Dans la plupart des pays, les femmes détiennent une minorité des sièges parlementaires. Ici, chaque barre représente un pays, coloré selon la région, classé de la part la plus élevée à la plus faible de représentation des femmes au parlement.
Les pays affichant la plus forte représentation des femmes au parlement se répartissent entre plusieurs régions et niveaux de revenu. Le Rwanda occupe la première place mondiale, tandis que Cuba, le Nicaragua, la Bolivie, le Mexique et les pays nordiques figurent également parmi les mieux classés. La représentation accrue des femmes en politique rwandaise est souvent attribuée à la Constitution de 2003 du pays, qui a instauré un quota de 30 % de femmes dans tous les organes de décision. Les pays les mieux classés ont atteint des niveaux comparables par des voies variées, des quotas légaux en Amérique latine aux quotas volontaires des partis dans les pays nordiques (Muñoz-Pogossian et al., 2017) (UNRIC, 2026). Une représentation supérieure à la moyenne ne se concentre dans aucune région en particulier, comme le montre le mélange de couleurs ci-dessus. Les niveaux de revenu racontent une histoire similaire, comme nous le verrons ensuite.

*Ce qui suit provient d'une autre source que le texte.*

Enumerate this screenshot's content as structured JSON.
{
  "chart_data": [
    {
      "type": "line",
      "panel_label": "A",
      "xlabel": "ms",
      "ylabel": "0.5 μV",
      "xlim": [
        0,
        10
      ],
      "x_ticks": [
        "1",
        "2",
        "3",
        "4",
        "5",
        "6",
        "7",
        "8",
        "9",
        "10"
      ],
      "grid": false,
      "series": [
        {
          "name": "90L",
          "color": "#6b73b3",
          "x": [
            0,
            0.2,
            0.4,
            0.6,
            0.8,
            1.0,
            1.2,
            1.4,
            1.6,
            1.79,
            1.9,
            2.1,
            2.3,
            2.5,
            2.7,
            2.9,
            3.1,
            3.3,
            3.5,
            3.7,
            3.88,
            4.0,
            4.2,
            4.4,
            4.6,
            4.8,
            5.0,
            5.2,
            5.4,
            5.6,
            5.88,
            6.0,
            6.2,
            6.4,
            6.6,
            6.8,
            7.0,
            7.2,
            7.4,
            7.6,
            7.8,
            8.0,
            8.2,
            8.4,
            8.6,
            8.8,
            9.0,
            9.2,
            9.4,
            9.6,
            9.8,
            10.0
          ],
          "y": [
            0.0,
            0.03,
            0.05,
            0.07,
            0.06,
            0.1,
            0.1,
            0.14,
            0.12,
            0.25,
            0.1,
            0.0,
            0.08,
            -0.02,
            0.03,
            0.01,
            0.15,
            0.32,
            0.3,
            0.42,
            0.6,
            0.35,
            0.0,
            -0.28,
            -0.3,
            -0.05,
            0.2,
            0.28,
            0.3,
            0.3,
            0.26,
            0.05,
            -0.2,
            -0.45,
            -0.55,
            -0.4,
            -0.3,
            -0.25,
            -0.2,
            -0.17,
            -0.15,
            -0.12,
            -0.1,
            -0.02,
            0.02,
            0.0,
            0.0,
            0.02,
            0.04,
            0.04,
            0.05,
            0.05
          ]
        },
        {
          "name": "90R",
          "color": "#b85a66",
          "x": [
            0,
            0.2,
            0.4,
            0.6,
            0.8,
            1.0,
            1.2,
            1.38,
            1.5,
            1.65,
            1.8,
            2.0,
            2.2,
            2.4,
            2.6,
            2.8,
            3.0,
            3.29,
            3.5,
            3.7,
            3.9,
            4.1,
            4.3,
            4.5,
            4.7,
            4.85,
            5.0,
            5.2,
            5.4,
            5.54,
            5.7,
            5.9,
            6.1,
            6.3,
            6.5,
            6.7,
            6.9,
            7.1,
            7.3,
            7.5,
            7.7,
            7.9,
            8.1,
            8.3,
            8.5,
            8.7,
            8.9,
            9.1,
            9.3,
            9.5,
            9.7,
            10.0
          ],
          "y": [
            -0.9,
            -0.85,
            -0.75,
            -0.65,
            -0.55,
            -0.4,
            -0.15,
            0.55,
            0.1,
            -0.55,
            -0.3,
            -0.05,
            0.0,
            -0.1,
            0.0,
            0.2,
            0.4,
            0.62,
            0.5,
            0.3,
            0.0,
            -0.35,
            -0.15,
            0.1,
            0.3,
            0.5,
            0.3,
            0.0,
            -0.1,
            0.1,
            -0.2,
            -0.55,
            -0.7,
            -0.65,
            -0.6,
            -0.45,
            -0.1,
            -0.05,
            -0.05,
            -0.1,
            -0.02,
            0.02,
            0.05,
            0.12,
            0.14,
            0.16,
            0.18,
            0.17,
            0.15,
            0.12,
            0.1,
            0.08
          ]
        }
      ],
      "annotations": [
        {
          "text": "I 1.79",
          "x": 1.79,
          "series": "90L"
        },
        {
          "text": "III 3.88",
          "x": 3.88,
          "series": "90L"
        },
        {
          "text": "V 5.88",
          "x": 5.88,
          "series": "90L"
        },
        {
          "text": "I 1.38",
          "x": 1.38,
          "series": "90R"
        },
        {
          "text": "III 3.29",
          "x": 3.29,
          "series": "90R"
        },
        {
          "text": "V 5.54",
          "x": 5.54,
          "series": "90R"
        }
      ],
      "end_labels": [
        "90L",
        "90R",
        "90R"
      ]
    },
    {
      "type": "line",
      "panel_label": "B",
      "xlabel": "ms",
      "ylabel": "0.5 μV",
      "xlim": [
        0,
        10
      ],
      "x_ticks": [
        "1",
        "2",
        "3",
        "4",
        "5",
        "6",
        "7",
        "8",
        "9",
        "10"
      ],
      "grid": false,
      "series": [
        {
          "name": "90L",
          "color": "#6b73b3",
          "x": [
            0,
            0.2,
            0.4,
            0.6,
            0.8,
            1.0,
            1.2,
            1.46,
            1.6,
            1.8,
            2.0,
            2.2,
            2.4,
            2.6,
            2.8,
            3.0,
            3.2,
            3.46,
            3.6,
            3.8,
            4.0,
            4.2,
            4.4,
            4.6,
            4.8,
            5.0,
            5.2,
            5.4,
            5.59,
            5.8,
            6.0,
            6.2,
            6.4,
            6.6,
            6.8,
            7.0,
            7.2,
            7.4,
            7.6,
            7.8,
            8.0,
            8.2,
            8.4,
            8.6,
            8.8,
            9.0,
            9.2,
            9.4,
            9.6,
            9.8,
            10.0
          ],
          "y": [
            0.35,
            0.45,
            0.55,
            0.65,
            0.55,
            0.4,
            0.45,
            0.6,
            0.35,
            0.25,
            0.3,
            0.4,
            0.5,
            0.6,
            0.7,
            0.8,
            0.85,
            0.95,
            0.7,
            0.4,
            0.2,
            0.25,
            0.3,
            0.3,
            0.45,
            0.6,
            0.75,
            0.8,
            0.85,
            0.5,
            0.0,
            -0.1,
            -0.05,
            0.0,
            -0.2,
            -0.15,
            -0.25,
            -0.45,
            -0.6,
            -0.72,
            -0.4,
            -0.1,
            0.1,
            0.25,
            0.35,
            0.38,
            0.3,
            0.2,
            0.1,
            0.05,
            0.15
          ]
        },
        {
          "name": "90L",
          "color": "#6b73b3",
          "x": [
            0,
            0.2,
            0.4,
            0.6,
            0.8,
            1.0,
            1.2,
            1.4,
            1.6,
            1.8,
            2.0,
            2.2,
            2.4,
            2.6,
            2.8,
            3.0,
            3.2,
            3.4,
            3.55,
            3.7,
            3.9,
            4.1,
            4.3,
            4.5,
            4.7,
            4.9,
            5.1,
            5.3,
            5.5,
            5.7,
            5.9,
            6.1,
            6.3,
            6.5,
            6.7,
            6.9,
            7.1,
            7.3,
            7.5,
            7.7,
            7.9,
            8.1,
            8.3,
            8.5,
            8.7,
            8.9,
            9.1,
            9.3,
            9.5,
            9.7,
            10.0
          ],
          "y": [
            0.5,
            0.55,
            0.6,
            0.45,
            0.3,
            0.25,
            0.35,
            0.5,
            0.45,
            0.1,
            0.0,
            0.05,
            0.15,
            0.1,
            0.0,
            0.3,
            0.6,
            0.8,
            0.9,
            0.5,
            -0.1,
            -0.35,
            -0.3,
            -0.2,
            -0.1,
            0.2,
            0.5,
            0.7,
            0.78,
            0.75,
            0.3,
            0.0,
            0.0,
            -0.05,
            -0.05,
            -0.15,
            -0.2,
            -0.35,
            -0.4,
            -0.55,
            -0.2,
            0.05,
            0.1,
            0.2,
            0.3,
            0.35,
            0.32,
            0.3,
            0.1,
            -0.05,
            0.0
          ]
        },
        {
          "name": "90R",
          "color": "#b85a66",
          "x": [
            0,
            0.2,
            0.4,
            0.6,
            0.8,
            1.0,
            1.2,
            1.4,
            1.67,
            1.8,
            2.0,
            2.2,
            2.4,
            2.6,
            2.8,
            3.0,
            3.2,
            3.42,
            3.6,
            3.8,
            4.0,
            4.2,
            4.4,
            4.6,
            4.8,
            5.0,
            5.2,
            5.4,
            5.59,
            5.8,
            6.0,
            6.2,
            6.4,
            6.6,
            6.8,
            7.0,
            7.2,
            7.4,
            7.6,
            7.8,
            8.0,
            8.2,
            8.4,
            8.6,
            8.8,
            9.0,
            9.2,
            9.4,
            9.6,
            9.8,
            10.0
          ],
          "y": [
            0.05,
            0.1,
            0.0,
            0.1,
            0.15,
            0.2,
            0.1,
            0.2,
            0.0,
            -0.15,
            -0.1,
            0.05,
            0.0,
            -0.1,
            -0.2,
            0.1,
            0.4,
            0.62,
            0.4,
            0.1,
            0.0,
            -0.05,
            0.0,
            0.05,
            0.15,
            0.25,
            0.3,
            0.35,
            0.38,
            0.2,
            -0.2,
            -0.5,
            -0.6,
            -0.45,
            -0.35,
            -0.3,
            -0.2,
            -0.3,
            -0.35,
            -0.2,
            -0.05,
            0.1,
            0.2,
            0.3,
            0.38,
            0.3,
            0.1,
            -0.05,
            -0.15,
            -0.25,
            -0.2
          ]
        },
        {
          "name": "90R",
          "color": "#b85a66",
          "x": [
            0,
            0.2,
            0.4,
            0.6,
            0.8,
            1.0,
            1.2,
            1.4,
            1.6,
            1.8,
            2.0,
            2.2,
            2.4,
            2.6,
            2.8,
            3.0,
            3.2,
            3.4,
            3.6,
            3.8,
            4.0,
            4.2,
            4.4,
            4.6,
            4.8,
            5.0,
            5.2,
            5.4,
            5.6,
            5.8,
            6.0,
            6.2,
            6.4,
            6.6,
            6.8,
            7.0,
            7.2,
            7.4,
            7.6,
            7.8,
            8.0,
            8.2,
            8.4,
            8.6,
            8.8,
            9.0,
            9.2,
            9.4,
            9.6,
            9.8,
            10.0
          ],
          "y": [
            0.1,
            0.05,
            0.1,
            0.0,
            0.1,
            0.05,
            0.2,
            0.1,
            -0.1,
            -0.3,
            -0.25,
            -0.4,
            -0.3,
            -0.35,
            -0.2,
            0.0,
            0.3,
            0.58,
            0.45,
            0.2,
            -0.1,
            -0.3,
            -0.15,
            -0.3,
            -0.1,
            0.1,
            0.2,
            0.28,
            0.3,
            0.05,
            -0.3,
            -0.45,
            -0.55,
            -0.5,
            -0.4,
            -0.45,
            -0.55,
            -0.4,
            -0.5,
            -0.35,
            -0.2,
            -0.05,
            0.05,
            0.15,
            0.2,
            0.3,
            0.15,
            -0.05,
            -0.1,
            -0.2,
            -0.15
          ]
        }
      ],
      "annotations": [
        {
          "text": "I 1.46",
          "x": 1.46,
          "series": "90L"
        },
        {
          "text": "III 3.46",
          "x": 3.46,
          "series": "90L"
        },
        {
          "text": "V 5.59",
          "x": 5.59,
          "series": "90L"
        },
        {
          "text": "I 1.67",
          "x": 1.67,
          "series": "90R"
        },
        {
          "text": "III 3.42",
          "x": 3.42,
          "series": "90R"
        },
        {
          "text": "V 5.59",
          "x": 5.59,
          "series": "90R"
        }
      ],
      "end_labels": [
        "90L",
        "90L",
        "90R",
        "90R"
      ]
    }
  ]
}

Un revenu par habitant élevé ne garantit pas une forte représentation. Le Japon, visible sur ce diagramme en barres, n'affiche que 15,5 % de représentation des femmes au parlement — bien en dessous de la moyenne mondiale de 27,4 % — malgré un RNB par habitant de $58 920. Le schéma se vérifie ailleurs aussi : plus bas, la Corée du Sud (20,8 %) se situe également bien en dessous de la moyenne mondiale, et les États-Unis (28,9 %) ne se situent que légèrement au-dessus malgré leur revenu par habitant élevé.
97 des 180 pays disposant de données, soit environ 54 %, affichent encore une part de femmes au parlement inférieure à la moyenne mondiale de 27,4 %, ce qui montre que l'égalité des sexes dans les parlements du monde reste incomplète.